То был не человеческий голос, а преследующий его, знакомый шорох бумаги! Он испуганно повел глазами и узрел на скамейке смятую тетрадь и вторую, точно такую же, — на земле.
«Vade retro, Satanas!»[5] — вот первое, что пришло ему на ум, но не имея обыкновения поддаваться порывам чувств — кстати, от этого предостерегают нас не то Талейран, не то Меттерних — итак, первой и весьма благоразумной мыслью было тетрадь не трогать и, дабы не слышать искусительный шелест, как Одиссей, заткнуть уши и бежать отсюда…
Но тут глаза… глаза, сгубившие столько людей, остановились на листках бумаги (верней, рукописи), валявшихся на мокром гравии дорожки, — смятые, с загнутыми краями, они говорили о полном к ним небрежении. Сострадание и вместе любопытство овладели сердцем… И рука невольно потянулась к таинственному манускрипту, брошенному на произвол судьбы и… весеннего ненастья. С первого же взгляда можно было узнать женский почерк: мужчинам так писать не дано; исполненный изящества, он выказывал пылкость и одновременно некую робость, словом, те приметы, которые пленяют мужские сердца и взоры.

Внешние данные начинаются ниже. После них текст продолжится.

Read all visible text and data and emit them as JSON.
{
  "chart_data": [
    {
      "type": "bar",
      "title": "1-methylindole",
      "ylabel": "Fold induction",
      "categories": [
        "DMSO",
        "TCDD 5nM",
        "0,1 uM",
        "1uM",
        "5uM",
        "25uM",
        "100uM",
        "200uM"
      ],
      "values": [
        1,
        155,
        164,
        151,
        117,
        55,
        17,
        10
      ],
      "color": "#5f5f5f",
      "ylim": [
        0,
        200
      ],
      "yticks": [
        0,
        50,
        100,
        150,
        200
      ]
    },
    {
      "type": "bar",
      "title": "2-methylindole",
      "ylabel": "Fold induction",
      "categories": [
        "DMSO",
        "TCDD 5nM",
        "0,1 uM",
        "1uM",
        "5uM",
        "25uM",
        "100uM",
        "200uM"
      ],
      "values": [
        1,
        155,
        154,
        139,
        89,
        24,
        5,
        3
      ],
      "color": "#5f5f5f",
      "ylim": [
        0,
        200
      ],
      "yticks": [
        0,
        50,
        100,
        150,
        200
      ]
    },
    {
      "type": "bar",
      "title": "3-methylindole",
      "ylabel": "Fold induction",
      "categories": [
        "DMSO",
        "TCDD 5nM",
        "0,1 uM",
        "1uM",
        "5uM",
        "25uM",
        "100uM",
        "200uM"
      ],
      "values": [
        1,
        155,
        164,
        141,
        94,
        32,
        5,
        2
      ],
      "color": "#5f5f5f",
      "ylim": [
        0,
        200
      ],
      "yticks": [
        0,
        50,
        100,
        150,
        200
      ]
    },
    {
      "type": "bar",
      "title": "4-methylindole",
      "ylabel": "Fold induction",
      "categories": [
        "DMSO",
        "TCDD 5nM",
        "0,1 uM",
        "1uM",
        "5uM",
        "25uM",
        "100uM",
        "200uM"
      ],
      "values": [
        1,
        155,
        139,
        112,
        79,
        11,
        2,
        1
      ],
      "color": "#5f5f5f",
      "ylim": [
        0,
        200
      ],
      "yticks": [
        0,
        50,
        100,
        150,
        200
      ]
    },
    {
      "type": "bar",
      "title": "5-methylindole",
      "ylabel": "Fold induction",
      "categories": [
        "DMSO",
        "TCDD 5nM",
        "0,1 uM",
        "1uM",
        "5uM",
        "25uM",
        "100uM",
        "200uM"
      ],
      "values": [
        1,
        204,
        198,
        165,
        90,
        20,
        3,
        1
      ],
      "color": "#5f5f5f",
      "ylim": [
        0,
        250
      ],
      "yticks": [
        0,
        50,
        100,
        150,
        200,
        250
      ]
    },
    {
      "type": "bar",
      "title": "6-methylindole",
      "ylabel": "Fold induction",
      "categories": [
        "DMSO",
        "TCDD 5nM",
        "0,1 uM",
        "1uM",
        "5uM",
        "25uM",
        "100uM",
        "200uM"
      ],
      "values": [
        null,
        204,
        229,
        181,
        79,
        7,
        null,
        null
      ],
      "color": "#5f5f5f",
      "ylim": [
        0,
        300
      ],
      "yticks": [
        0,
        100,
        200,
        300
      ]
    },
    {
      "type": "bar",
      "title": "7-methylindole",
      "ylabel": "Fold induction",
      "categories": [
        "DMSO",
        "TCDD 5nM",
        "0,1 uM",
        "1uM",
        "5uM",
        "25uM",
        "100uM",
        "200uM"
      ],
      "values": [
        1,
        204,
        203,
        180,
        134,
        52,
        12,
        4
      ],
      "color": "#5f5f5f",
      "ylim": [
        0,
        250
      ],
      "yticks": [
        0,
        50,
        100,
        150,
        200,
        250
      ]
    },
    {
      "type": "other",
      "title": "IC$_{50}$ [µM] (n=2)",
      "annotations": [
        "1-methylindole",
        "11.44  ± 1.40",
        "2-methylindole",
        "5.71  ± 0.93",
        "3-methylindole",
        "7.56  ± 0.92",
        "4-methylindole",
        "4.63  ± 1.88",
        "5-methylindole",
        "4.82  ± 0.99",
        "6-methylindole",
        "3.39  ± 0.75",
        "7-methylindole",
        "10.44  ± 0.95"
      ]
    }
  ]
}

Оба манускрипта были писаны, наверно, в разное время и в разных условиях — то размашисто, то убористо, то водянистыми чернилами, то густыми и почерком таким неровным, точно несколько рук, а не одна водили пером по бумаге — столь несовместимые черты характера он выдавал. Видимо, это был дневник, и самое поразительное и непостижимое состояло в том, что принадлежал он нашей соотечественнице, само собой разумеется, написанный вперемежку по-польски и по-французски, ибо французский язык настолько вошел в наш обиход, что без него не может обойтись ни один уважающий себя человек.
При таком стечении обстоятельств, когда, словно в pendant[6], к «Воспоминаниям паныча», издателю сам подвернулся дневник барышни, он воспринял это как предначертанье судьбы, веленье свыше, указание на то, чтобы им воспользоваться.
Sic fata tulere[7].
Забыв и про ванну, и про предписанный после лечебной воды моцион, счастливый (а может, несчастливый?) обладатель дневника зачитался до того, что к действительности его вернули лишь звуки гонга, несшиеся изо всех гостиниц и сзывавшие своих постояльцев на завтрак, способный удовлетворить аппетит самого Гаргантюа.